Yeah, not the story. Albert Pujols. If I had the clearance and the technological savvy, I would have stopped all this writing nonsense and just changed the front page:
Pujols was 4-for-5 on the night, with a home run, three doubles, three runs scored and five RBI. He struck in the first inning off Marcum, hitting a no-doubt, two-run homer to left field. In the third inning, he got to Marcum again, this time sending a 2-2 pitch over Nyjer Morgan's head for a two-run double. In the fifth, he doubled off Marcum's replacement, Marco Estrada, to drive in a run. He failed to drive in a run with his double in the seventh, but he did manage to score on a Matt Holliday single, the first of five straight Cardinal singles that brought the score to 11-2, and sent millions of people looking for their remotes.

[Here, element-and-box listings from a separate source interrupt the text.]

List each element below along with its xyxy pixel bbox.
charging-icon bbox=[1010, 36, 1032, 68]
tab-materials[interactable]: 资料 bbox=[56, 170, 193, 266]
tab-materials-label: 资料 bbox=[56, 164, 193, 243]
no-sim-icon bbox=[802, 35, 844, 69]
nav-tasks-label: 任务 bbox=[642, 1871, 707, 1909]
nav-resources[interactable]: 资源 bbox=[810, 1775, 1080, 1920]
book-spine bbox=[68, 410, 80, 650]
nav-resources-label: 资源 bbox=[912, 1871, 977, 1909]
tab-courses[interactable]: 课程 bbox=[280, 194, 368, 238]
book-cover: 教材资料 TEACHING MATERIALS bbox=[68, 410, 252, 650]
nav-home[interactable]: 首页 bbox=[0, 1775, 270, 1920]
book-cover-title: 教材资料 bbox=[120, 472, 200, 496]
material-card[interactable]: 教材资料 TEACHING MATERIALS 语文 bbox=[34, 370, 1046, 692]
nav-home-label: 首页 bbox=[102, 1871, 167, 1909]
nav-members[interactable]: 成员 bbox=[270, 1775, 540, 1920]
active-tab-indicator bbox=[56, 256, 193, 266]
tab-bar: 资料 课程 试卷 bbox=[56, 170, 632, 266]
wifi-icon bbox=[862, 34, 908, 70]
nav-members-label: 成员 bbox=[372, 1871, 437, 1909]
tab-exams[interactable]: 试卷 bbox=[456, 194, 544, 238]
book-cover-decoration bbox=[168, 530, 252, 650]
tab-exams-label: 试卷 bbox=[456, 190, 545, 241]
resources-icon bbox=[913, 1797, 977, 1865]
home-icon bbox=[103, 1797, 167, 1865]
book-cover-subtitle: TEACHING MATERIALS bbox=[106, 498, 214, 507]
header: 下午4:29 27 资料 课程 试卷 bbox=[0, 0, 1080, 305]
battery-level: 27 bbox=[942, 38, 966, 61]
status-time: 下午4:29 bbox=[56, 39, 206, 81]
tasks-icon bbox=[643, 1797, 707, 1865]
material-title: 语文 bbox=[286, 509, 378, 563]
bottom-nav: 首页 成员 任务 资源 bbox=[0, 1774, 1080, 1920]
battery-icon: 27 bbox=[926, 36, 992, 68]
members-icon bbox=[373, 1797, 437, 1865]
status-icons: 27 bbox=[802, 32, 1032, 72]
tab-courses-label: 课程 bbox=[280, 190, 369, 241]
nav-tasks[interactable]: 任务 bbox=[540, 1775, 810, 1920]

When the Cardinals were leading 5-0 in the fourth, the Brewers clawed back a bit on a two-run homer from Rickie Weeks. The Cardinals got two runs right back in the top of the fifth, though, and when the Brewers loaded the bases with one out in the bottom half of the inning, Weeks grounded into a double play. Replays showed that Weeks was safe, and a run should have scored with the bases still loaded, but that didn't help the Brewers, who never mounted another serious threat.
Jackson pitched 4⅓ innings, allowing seven hits, striking out three, and walking one. A procession of relievers followed, with the only blemish being a kilometer-long home run that Prince Fielder hit to right field off Mitchell Boggs. In theory, it could have been the last swing Fielder ever took as a Brewer in Milwaukee, but the night was bad enough for everyone in Wisconsin. Don't make those poor fans feel worse. I mean, if you have Bud Selig's cell-phone number, you could text it to him to be a jerk, but even that seems a little much.
With the win, the home-field advantage swings to the Cardinals, who will play at least three home games to a possible two more for Milwaukee. Albert Pujols had been relatively quiet in his recent playoff games before the NLCS. It's as if something woke him up.